What proof do you get?
For model calls routed through clawproxy, you get gateway receipts: signed receipts emitted by clawproxy for model calls. These receipts are designed to make later verification possible without trusting the agent’s own logs.
For the overall run, you get a proof bundle: a harness artifact bundling receipts and related metadata for audit/verification. If you use Trust Pulse, you can store and view the artifact as a marketplace-stored artifact for audit/viewing, which helps when you need to share evidence across teams.
For Power BI itself, evidence still depends on what Microsoft logs you already retain. The Claw EA side focuses on proving the agent’s execution path, the policy in effect (WPC hash), and the job binding (CST binding) used to authorize the work.
Rollback posture
| Action | Safe rollback | Evidence to check |
|---|---|---|
| Agent queried more data than intended | Revoke the CST, tighten the WPC allowed_actions, and re-run with narrower dataset queries or a smaller workspace list. | Proof bundle showing the WPC hash used, job-scoped CST binding, and gateway receipts for the model calls that led to the query. |
| Agent changed a report or dataset | Disable write actions in the WPC, rotate Entra ID credentials if needed, then restore Power BI content using your standard workspace versioning or admin recovery process. | Proof bundle for the run that performed write attempts, plus Microsoft audit logs and workspace activity logs where available. |
| Agent modified sharing or permissions | Remove added principals, revert workspace roles, and require PIM elevation for any future permission changes. Add a permanent WPC approval gate for sharing-related actions. | WPC approval records (if you require them), proof bundle and receipts for the run, and Entra ID or Power BI audit logs showing the access change. |
| Suspected prompt injection from report content | Freeze the integration by revoking CST issuance for the tool, quarantine the affected dataset/report, and re-run only after adding explicit deny rules and narrowing tool access in OpenClaw. | Gateway receipts around the injection window and the proof bundle event metadata that ties the run to the affected session. |
This rollback posture assumes Power BI is connected via official API with enterprise buildout controls, not a native connector. If you need network-level containment, egress allowlists enforced outside clawproxy can be implemented (optional) as part of an enterprise buildout.
FAQ
Why isn’t prompt-only guidance enough for Power BI access?
Because once the agent has credentials, a malicious or coerced tool call can still hit the API. Permissioned execution uses a WPC and CST enforcement so the platform can refuse actions even when the model tries to do them.
Is this a native Power BI connector in Claw EA today?
No. Power BI can be connected via official API with enterprise buildout controls, and you should plan for explicit policy gates and least-privilege scopes for each action.
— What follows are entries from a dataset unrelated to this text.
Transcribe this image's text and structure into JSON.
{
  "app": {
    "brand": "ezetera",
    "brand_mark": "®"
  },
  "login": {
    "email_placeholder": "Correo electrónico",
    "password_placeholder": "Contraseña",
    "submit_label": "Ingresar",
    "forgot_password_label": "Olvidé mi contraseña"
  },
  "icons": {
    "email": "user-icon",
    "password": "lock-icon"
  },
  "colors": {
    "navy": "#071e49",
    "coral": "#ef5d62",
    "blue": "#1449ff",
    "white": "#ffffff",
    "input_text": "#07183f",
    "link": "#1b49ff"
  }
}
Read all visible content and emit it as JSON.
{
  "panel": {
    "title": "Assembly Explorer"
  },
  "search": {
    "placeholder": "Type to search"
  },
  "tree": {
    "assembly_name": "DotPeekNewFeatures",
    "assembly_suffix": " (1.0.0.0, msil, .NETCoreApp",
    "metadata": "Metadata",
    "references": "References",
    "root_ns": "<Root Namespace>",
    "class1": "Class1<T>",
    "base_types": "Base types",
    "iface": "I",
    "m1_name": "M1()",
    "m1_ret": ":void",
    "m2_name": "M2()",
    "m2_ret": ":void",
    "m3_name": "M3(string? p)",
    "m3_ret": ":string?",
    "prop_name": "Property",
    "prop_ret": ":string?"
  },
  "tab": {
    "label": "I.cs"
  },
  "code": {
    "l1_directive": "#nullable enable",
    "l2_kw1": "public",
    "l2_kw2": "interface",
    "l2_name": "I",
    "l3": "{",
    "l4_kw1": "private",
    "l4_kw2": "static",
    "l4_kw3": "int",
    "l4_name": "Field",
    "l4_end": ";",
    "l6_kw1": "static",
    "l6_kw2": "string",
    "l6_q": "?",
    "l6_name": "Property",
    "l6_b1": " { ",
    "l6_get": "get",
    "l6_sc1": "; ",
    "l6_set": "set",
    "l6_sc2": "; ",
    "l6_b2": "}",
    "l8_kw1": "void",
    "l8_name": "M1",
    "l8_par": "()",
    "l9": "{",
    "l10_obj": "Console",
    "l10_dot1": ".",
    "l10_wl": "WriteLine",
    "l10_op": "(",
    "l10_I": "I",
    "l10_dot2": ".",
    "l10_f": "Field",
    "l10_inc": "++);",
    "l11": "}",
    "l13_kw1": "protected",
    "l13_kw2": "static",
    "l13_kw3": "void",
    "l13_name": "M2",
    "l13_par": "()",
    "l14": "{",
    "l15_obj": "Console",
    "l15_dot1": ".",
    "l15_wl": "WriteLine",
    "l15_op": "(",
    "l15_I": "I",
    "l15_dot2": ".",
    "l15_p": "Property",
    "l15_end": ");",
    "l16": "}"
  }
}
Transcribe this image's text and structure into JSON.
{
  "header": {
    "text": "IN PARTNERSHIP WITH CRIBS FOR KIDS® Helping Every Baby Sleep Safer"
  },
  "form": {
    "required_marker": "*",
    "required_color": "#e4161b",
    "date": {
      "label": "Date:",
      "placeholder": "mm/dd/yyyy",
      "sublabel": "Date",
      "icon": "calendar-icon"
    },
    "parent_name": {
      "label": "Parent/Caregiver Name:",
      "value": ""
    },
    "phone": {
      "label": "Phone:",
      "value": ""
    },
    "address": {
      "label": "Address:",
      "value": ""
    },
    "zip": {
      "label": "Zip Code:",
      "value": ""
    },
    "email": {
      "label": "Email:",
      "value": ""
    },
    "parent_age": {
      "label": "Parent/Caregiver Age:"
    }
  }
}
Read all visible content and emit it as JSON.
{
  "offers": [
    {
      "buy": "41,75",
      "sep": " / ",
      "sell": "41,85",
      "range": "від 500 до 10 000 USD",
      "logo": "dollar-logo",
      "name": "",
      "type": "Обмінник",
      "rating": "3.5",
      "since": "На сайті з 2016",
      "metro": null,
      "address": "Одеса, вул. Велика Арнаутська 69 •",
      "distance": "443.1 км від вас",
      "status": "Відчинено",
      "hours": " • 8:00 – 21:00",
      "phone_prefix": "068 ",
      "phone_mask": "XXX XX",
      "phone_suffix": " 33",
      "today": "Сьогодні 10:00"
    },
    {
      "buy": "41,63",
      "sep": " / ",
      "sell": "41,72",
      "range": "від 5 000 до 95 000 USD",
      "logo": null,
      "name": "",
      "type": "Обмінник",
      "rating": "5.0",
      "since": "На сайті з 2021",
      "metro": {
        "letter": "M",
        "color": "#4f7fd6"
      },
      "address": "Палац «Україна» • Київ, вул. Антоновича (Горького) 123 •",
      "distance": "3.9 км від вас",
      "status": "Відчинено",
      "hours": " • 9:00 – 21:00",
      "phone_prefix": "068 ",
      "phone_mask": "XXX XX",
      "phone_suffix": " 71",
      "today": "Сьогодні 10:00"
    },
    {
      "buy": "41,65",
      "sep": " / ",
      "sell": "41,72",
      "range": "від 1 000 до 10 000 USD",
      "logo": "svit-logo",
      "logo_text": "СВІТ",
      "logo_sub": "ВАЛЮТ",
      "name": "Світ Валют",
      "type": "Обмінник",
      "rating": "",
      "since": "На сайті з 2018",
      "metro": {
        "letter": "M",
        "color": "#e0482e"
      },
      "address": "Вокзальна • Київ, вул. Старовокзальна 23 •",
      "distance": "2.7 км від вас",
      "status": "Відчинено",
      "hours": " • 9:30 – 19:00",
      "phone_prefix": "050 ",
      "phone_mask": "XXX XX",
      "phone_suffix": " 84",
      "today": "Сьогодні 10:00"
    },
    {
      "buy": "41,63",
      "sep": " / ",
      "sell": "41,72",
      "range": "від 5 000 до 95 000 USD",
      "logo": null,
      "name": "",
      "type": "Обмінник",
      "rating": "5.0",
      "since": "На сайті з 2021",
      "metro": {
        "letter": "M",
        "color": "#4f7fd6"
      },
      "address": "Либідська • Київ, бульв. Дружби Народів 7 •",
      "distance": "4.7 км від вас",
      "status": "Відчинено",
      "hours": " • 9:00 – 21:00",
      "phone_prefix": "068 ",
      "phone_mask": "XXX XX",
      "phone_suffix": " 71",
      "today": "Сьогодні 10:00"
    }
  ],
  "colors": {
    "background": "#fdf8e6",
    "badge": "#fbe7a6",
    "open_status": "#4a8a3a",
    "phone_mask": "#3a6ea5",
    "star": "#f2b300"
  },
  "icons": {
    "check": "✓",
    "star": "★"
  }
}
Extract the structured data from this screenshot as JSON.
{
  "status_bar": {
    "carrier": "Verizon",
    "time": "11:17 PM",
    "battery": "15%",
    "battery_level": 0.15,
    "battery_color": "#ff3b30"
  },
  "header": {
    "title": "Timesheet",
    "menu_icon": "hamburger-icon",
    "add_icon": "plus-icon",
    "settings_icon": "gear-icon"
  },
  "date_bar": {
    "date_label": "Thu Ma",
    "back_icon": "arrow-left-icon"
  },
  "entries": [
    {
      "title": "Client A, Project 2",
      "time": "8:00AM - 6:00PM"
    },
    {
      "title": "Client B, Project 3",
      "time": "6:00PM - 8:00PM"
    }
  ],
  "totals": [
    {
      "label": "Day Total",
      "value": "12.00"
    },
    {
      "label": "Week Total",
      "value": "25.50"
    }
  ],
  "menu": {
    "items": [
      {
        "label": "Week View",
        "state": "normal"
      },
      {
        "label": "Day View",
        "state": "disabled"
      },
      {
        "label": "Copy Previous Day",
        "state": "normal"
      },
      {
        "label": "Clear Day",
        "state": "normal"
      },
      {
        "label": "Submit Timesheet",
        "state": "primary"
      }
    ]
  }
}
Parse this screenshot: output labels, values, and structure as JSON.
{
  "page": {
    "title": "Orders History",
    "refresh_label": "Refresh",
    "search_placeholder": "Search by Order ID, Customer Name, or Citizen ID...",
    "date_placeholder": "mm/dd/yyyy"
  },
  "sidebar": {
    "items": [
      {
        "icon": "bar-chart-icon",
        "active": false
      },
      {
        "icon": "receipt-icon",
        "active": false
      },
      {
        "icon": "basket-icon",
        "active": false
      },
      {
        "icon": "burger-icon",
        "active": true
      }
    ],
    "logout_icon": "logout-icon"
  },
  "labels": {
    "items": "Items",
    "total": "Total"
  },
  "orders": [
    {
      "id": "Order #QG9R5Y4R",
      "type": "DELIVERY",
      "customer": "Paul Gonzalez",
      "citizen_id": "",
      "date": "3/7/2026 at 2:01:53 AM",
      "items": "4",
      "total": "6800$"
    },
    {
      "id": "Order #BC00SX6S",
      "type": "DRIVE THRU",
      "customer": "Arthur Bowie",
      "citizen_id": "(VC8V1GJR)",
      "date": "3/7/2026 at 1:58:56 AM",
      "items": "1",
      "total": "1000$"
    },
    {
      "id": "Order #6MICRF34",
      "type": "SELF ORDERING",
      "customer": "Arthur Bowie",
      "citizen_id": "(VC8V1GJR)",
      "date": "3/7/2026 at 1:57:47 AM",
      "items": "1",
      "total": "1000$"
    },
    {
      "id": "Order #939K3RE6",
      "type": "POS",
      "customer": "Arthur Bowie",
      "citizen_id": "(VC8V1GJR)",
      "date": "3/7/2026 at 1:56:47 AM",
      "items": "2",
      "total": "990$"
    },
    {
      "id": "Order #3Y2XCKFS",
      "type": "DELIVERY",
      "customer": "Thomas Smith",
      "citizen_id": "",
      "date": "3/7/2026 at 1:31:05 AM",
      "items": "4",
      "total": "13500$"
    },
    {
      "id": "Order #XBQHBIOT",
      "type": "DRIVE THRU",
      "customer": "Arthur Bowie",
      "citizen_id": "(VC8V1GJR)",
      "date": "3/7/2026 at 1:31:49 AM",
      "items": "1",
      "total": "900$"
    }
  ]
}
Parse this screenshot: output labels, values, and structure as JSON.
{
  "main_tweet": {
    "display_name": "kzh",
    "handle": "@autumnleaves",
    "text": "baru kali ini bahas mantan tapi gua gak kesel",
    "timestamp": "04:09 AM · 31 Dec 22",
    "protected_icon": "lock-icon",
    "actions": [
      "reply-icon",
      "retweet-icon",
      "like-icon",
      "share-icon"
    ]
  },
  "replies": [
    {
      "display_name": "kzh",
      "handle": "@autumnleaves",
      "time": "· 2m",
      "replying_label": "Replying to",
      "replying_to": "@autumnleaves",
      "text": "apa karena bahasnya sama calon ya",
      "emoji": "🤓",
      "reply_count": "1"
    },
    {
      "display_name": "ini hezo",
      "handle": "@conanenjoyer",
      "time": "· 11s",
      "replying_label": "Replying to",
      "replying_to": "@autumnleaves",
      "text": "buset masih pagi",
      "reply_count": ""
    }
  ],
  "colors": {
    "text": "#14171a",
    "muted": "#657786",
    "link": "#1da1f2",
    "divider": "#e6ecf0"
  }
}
How do WPC and CST map to Microsoft controls like Entra ID and Conditional Access?
Entra ID and Conditional Access govern who can obtain tokens and under what conditions. WPC and CST govern what the agent is permitted to do once it is running, and they make that permission set portable and hash-addressed for audit.
What should require approval versus being fully automated?
Read-only analytics tasks can usually be automated when constrained to a known workspace and dataset set. Write, publish, share, and permission changes should be gated by WPC approval rules and backed by explicit admin scopes, ideally with PIM for any human elevation path.
What artifacts should my auditors expect to see?
Expect the WPC hash, the job-scoped CST binding, gateway receipts for model calls (when routed via clawproxy), and a proof bundle tying the run together. Pair that with Microsoft audit logs for the Power BI tenant and the specific workspace actions.